HISTÓRIAS

Ele entrou no meu baú — e mudou minha vida

Sou motoboy há seis anos.
Carrego de tudo: comida, remédio, documento, encomenda…
Tudo o que couber no baú da moto.

Sol, chuva, madrugada, trânsito parado.
A moto é minha ferramenta. Meu ganha‑pão. Minha parceira.

Mas nunca — NUNCA — imaginei que um dia carregaria um cachorro.

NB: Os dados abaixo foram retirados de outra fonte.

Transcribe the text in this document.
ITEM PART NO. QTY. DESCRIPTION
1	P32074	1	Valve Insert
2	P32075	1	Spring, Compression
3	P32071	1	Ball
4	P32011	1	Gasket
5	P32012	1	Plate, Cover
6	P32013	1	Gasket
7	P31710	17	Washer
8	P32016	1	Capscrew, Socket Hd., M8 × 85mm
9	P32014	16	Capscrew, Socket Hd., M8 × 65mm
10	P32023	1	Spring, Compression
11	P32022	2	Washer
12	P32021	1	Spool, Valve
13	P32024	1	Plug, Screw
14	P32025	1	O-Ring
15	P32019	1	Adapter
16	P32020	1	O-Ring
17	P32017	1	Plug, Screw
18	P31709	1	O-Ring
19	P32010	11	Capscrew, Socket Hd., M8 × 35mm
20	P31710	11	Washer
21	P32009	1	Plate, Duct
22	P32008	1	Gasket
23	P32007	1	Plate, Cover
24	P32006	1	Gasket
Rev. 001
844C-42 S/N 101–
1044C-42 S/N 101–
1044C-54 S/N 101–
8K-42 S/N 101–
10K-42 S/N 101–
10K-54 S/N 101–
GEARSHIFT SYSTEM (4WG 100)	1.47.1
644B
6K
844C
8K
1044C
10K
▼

Era uma terça‑feira à tarde.
Eu tinha uma entrega de ração num bairro afastado da cidade.
Casa simples, portão verde, latidos por todo o quintal.

Toquei a campainha.
Uma moça apareceu.
“Oi! É a ração? Pode deixar aí.”

Coloquei a caixa no chão. Ela assinou no aplicativo.
“Obrigada! Eles estavam esperando.”

Eu já virava para ir embora quando ele apareceu.

Um filhotinho vira‑lata caramelo, orelhas caídas, patinhas rápidas.
Saiu do portão e veio direto para mim.

Ele não latiu. Não pulou.
Apenas se sentou diante da minha moto, olhando pra mim
com aquele olhar que fala mais que palavras.

“Ei, amigão, você tem que ficar aí dentro…”
Tentei afastá‑lo com jeitinho.
Mas ele não saiu.
Ficou ali. Teimoso. Me encarando.

A moça voltou ao portão, observou a cena e disse:
“Acho que ele quer ir com você.”

Ri, meio sem graça.
“Não, moça… eu vivo na rua o dia inteiro, não tenho como cuidar de cachorro.”

Ela sorriu, tranquila.
“Eu acolho abandonados há cinco anos… e nunca vi um cachorro escolher alguém assim. Ele te escolheu.”

Olhei para o filhote.
Ele continuava ali, sentado, paciente.
Como se estivesse esperando que eu entendesse algo.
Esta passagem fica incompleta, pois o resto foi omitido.